Thanks for the kind comments, Jonathan - and as ever, you make some fair points.

Re. pacts, your point about Corbyn's terminal unpopularity - and how he is almost bound to drag down any pact partners - is well taken. And it's one of the reasons I haven't explicitly called here for any agreement with the Labour Party for the foreseeable future (in its current state, it's probably best to dodge that bullet!), and why I've talked more about the Greens - something that's super-topical with Manchester Gorton being one of just 4 UK seats where the Greens came second, and where we're currently starting from fifth place.

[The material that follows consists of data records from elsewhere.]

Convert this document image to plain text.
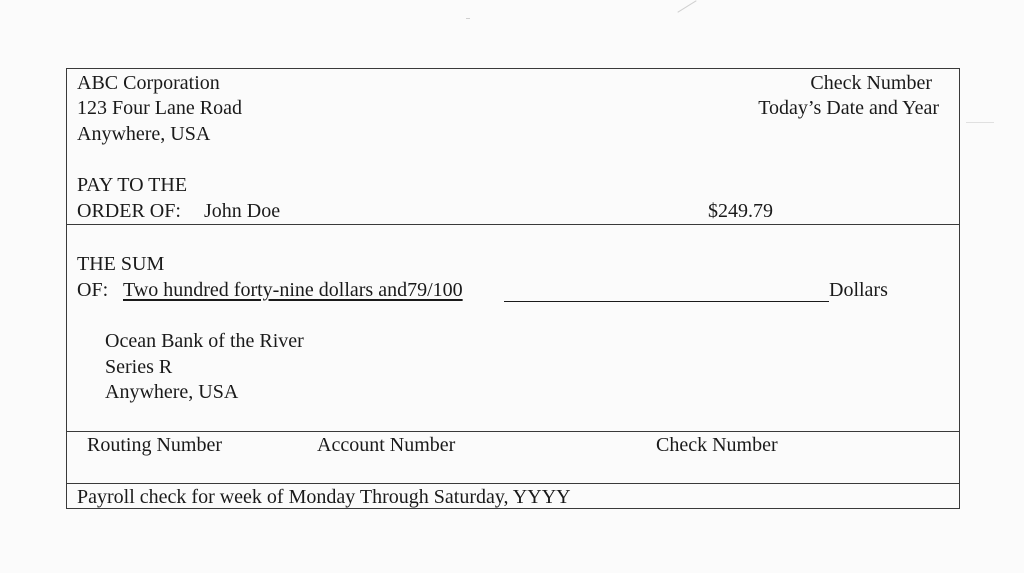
ABC Corporation
123 Four Lane Road
Anywhere, USA
Check Number
Today’s Date and Year
PAY TO THE
ORDER OF: John Doe	$249.79
THE SUM
OF: Two hundred forty-nine dollars and79/100	Dollars
Ocean Bank of the River
Series R
Anywhere, USA
Routing Number	Account Number	Check Number
Payroll check for week of Monday Through Saturday, YYYY
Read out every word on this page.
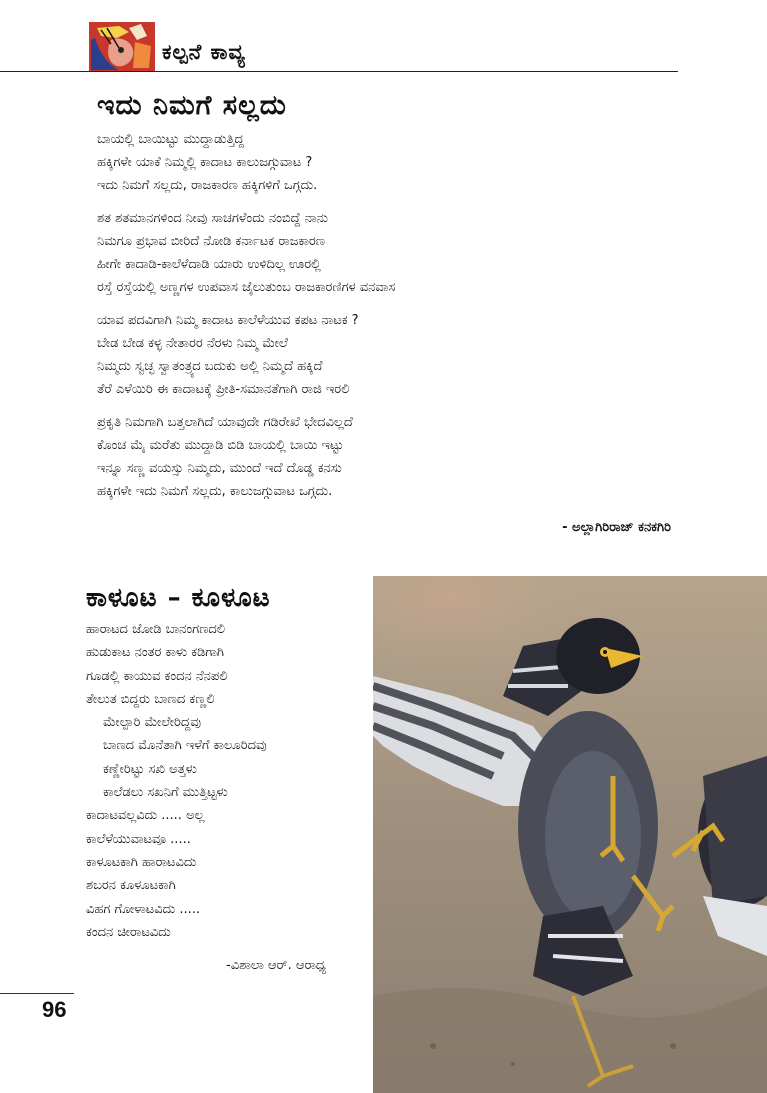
ಕಲ್ಪನೆ ಕಾವ್ಯ
ಇದು ನಿಮಗೆ ಸಲ್ಲದು
ಬಾಯಲ್ಲಿ ಬಾಯಿಟ್ಟು ಮುದ್ದಾಡುತ್ತಿದ್ದ
ಹಕ್ಕಿಗಳೇ ಯಾಕೆ ನಿಮ್ಮಲ್ಲಿ ಕಾದಾಟ ಕಾಲುಜಗ್ಗುವಾಟ ?
ಇದು ನಿಮಗೆ ಸಲ್ಲದು, ರಾಜಕಾರಣ ಹಕ್ಕಿಗಳಿಗೆ ಒಗ್ಗದು.
ಶತ ಶತಮಾನಗಳಿಂದ ನೀವು ಸಾಚಗಳೆಂದು ನಂಬಿದ್ದೆ ನಾನು
ನಿಮಗೂ ಪ್ರಭಾವ ಬೀರಿದೆ ನೋಡಿ ಕರ್ನಾಟಕ ರಾಜಕಾರಣ
ಹೀಗೇ ಕಾದಾಡಿ-ಕಾಲೆಳೆದಾಡಿ ಯಾರು ಉಳಿದಿಲ್ಲ ಊರಲ್ಲಿ
ರಸ್ತೆ ರಸ್ತೆಯಲ್ಲಿ ಅಣ್ಣಗಳ ಉಪವಾಸ ಜೈಲುತುಂಬ ರಾಜಕಾರಣಿಗಳ ವನವಾಸ
ಯಾವ ಪದವಿಗಾಗಿ ನಿಮ್ಮ ಕಾದಾಟ ಕಾಲೆಳೆಯುವ ಕಪಟ ನಾಟಕ ?
ಬೇಡ ಬೇಡ ಕಳ್ಳ ನೇತಾರರ ನೆರಳು ನಿಮ್ಮ ಮೇಲೆ
ನಿಮ್ಮದು ಸ್ವಚ್ಛ ಸ್ವಾತಂತ್ರ್ಯದ ಬದುಕು ಅಲ್ಲಿ ನಿಮ್ಮದೆ ಹಕ್ಕಿದೆ
ತೆರೆ ಎಳೆಯಿರಿ ಈ ಕಾದಾಟಕ್ಕೆ ಪ್ರೀತಿ-ಸಮಾನತೆಗಾಗಿ ರಾಜಿ ಇರಲಿ
ಪ್ರಕೃತಿ ನಿಮಗಾಗಿ ಬತ್ತಲಾಗಿದೆ ಯಾವುದೇ ಗಡಿರೇಖೆ ಭೇದವಿಲ್ಲದೆ
ಕೊಂಚ ಮೈ ಮರೆತು ಮುದ್ದಾಡಿ ಬಿಡಿ ಬಾಯಲ್ಲಿ ಬಾಯಿ ಇಟ್ಟು
ಇನ್ನೂ ಸಣ್ಣ ವಯಸ್ಸು ನಿಮ್ಮದು, ಮುಂದೆ ಇದೆ ದೊಡ್ಡ ಕನಸು
ಹಕ್ಕಿಗಳೇ ಇದು ನಿಮಗೆ ಸಲ್ಲದು, ಕಾಲುಜಗ್ಗುವಾಟ ಒಗ್ಗದು.
- ಅಲ್ಲಾಗಿರಿರಾಜ್ ಕನಕಗಿರಿ
ಕಾಳೂಟ – ಕೂಳೂಟ
ಹಾರಾಟದ ಜೋಡಿ ಬಾನಂಗಣದಲಿ
ಹುಡುಕಾಟ ನಂತರ ಕಾಳು ಕಡಿಗಾಗಿ
ಗೂಡಲ್ಲಿ ಕಾಯುವ ಕಂದನ ನೆನಪಲಿ
ತೇಲುತ ಬಿದ್ದರು ಬಾಣದ ಕಣ್ಣಲಿ
ಮೇಲ್ಪಾರಿ ಮೇಲೇರಿದ್ದವು
ಬಾಣದ ಮೊನೆತಾಗಿ ಇಳೆಗೆ ಕಾಲೂರಿದವು
ಕಣ್ಣೇರಿಟ್ಟು ಸಖಿ ಅತ್ತಳು
ಕಾಲೆಡಲು ಸಖನಿಗೆ ಮುತ್ತಿಟ್ಟಳು
ಕಾದಾಟವಲ್ಲವಿದು ..... ಅಲ್ಲ
ಕಾಲೆಳೆಯುವಾಟವೂ .....
ಕಾಳೂಟಕಾಗಿ ಹಾರಾಟವಿದು
ಶಬರನ ಕೂಳೂಟಕಾಗಿ
ವಿಹಗ ಗೋಳಾಟವಿದು .....
ಕಂದನ ಚೀರಾಟವಿದು
-ವಿಶಾಲಾ ಆರ್. ಆರಾಧ್ಯ
96
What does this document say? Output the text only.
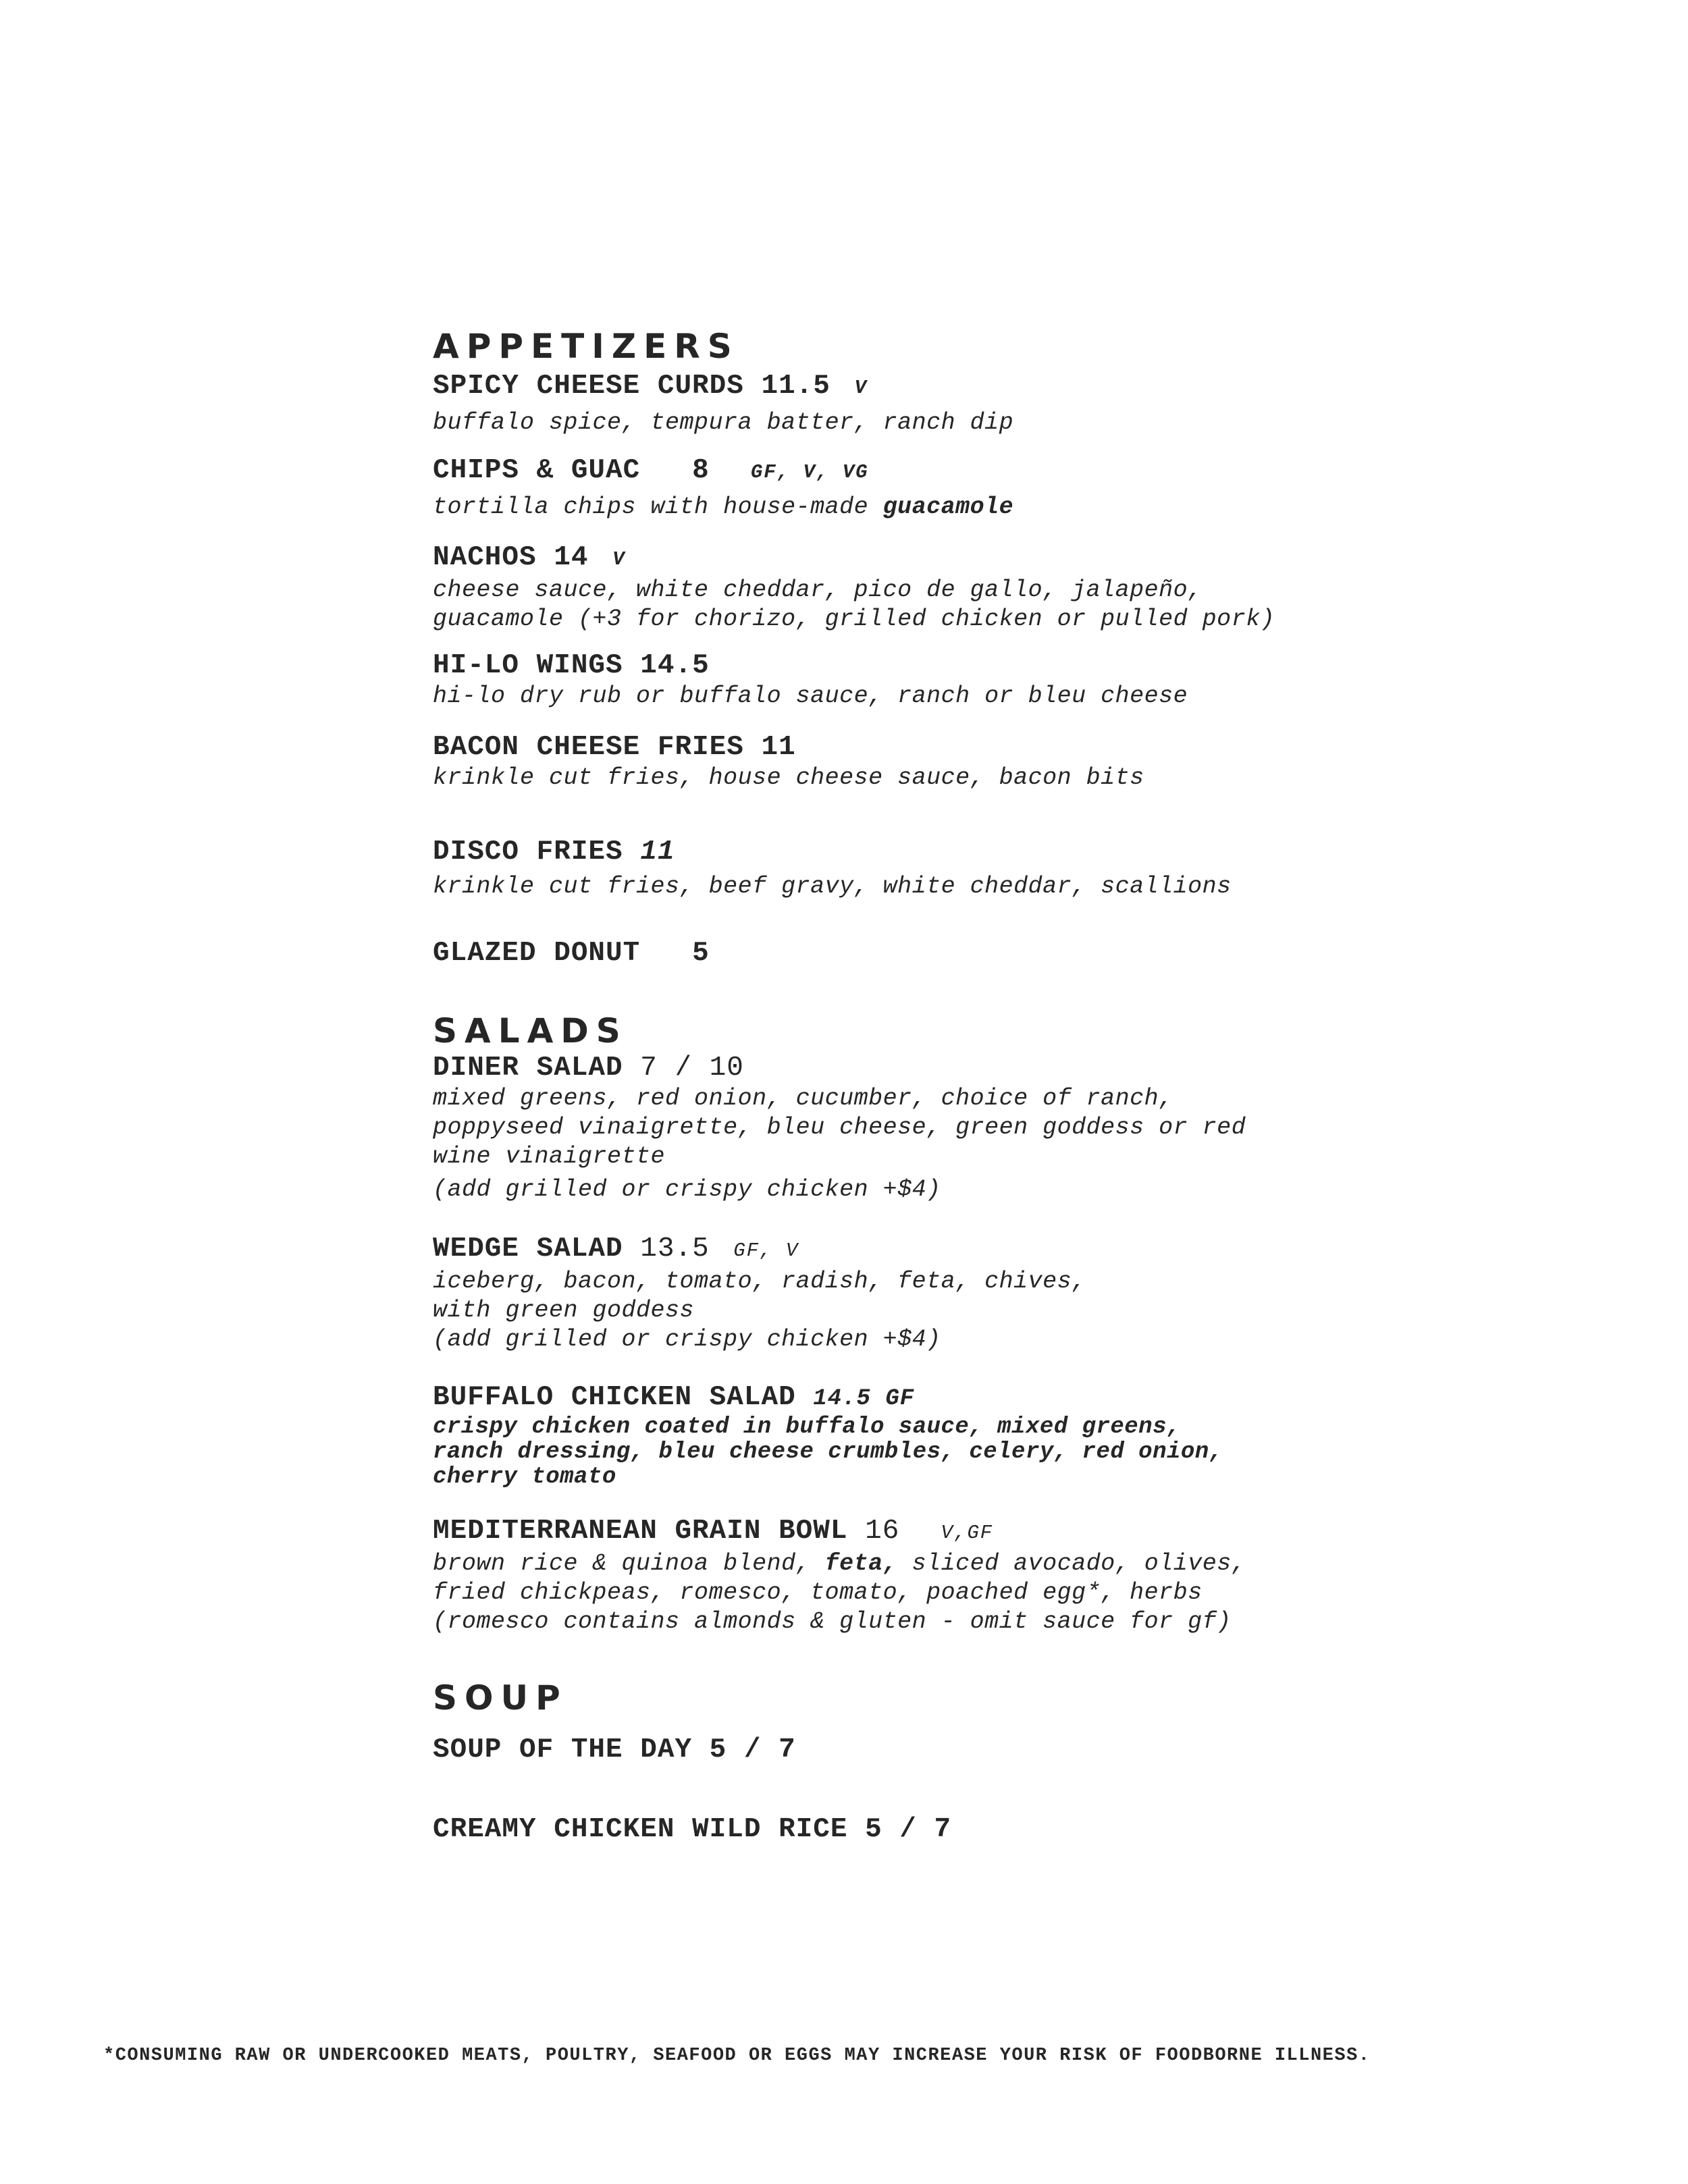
APPETIZERS

SPICY CHEESE CURDS 11.5 V

buffalo spice, tempura batter, ranch dip

CHIPS & GUAC 8 GF, V, VG

tortilla chips with house-made guacamole

NACHOS 14 V

cheese sauce, white cheddar, pico de gallo, jalapeño,

guacamole (+3 for chorizo, grilled chicken or pulled pork)

HI-LO WINGS 14.5

hi-lo dry rub or buffalo sauce, ranch or bleu cheese

BACON CHEESE FRIES 11

krinkle cut fries, house cheese sauce, bacon bits

DISCO FRIES 11

krinkle cut fries, beef gravy, white cheddar, scallions

GLAZED DONUT 5

SALADS

DINER SALAD 7 / 10

mixed greens, red onion, cucumber, choice of ranch,

poppyseed vinaigrette, bleu cheese, green goddess or red

wine vinaigrette

(add grilled or crispy chicken +$4)

WEDGE SALAD 13.5 GF, V

iceberg, bacon, tomato, radish, feta, chives,

with green goddess

(add grilled or crispy chicken +$4)

BUFFALO CHICKEN SALAD 14.5 GF

crispy chicken coated in buffalo sauce, mixed greens,

ranch dressing, bleu cheese crumbles, celery, red onion,

cherry tomato

MEDITERRANEAN GRAIN BOWL 16 V,GF

brown rice & quinoa blend, feta, sliced avocado, olives,

fried chickpeas, romesco, tomato, poached egg*, herbs

(romesco contains almonds & gluten - omit sauce for gf)

SOUP

SOUP OF THE DAY 5 / 7

CREAMY CHICKEN WILD RICE 5 / 7

*CONSUMING RAW OR UNDERCOOKED MEATS, POULTRY, SEAFOOD OR EGGS MAY INCREASE YOUR RISK OF FOODBORNE ILLNESS.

I've also been careful to not come out in favour of a full-blown "Progressive Alliance", for reasons I suspect you have more first-hand experience of that me: the SDP-Liberal Alliance was a case in point as to how, when you start getting the maps out and carving up fiefdoms across the UK, things seldom work out that way. And as you say, parties can rarely "game the system" to decisively deliver their voters to another party. That said, we have certainly been the beneficiaries of other parties either standing down, not bothering to run a proper campaign, or else just simply messing up - and so I think there's something to be said for the process working both ways! And as we're talking about by-elections rather than general elections, it's in no way binding of the general election campaign after that, but can be used as a "dog whistle" to liberal-inclined voters that we're willing to work with like-minded parties - and so their voters should be prepared to do so too, in giving/lending us their vote. This is, of course, a major problem if it involves something as electorally toxic as the Corbyn Labour Party, but I do think the Greens are another matter.

For me, the big question in Gorton is whether we think the Greens have the campaigning ability to take the seat off Labour. They aren't exactly renowned for their ground game, and so there remain serious doubts about whether or not they would botch an opportunity if given Lib Dem support. But I certainly wouldn't dismiss the possibility out of hand.